Proponents of hunting age proposal: Let the parents decide

The hunting age in Wisconsin is on its way to becoming a thing of the past. 

The State Assembly passed a bill eliminating the minimum hunting age in a 57-32 vote Thursday night.  The Republican-authored bill will now head to the State Senate.  

The measure would mean 6-year-old Konstadina Spyropoulos could join her 10-year-old Khloie Hernandez hunting in the woods. 

"It would be really exciting," said Konstadina Spyropoulos, age 6.

"I like to spend time with my grandpa and my grandma and my cousin," said Khloie Hernandez, age 10.

The girls go to Buck Rub Outfitters with their grandparents every Thursday.  The owner said it's common to see families at the Pewaukee archery range.

"To get kids started younger before they get hooked on the video games and all that kind of stuff.  Let them try something that they can take with them for the rest of their life and enjoy and it's good camaraderie," said Greg Kazmierski.

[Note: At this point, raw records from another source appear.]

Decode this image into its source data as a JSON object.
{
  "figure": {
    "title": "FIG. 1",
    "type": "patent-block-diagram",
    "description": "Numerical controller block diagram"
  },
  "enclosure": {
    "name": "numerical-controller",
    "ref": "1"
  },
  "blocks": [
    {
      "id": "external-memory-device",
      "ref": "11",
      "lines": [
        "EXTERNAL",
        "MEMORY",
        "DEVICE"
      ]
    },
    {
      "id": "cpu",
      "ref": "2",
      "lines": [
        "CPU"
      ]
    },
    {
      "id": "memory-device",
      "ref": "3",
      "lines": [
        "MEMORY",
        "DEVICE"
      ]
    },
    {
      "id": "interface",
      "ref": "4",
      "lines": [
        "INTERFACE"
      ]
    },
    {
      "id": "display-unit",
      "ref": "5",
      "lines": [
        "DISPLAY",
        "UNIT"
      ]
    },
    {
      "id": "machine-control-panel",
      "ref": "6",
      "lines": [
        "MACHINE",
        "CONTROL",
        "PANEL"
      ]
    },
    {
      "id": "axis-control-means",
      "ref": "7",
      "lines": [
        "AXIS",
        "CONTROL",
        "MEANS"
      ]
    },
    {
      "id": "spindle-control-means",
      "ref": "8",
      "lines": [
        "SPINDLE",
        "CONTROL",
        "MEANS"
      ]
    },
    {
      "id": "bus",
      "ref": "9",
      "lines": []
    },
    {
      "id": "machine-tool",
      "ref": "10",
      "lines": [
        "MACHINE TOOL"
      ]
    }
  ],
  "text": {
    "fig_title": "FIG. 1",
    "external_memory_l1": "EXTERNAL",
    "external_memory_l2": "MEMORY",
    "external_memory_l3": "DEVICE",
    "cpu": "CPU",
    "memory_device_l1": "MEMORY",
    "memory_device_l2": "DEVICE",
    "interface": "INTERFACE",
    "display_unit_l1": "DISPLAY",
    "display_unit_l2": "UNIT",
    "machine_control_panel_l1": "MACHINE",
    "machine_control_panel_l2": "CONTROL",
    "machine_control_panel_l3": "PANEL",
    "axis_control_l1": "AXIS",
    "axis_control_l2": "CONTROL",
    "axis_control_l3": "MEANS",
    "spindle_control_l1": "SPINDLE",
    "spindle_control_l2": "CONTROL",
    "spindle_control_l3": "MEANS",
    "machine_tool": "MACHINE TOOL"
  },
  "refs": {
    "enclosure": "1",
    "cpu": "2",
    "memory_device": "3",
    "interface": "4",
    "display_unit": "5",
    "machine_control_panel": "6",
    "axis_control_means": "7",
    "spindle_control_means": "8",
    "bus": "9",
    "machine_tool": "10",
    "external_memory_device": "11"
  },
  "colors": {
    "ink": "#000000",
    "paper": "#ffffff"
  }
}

Years ago Greg Kazmierski helped push for the original mentor hunting bill.  The current law, the same for guns and archery, requires hunters be at least 12 year's old and 10 with a mentor.  Those in favor of the bill said the hunting age should be left up to parents.

"It's very similar to what Illinois and Iowa have.  They've never had an age restriction," said Kazmierski.

Lawmakers said 34 states allow kids under 10 to hunt.  The bill would also get rid of the rule a hunter and mentor share a weapon.  Critics like Rep. Chris Taylor, Madison, disagree.

"We are forgetting the reasoning of mentoring, which is a person being able to talk a younger hunter through the entire process,"  Taylor said.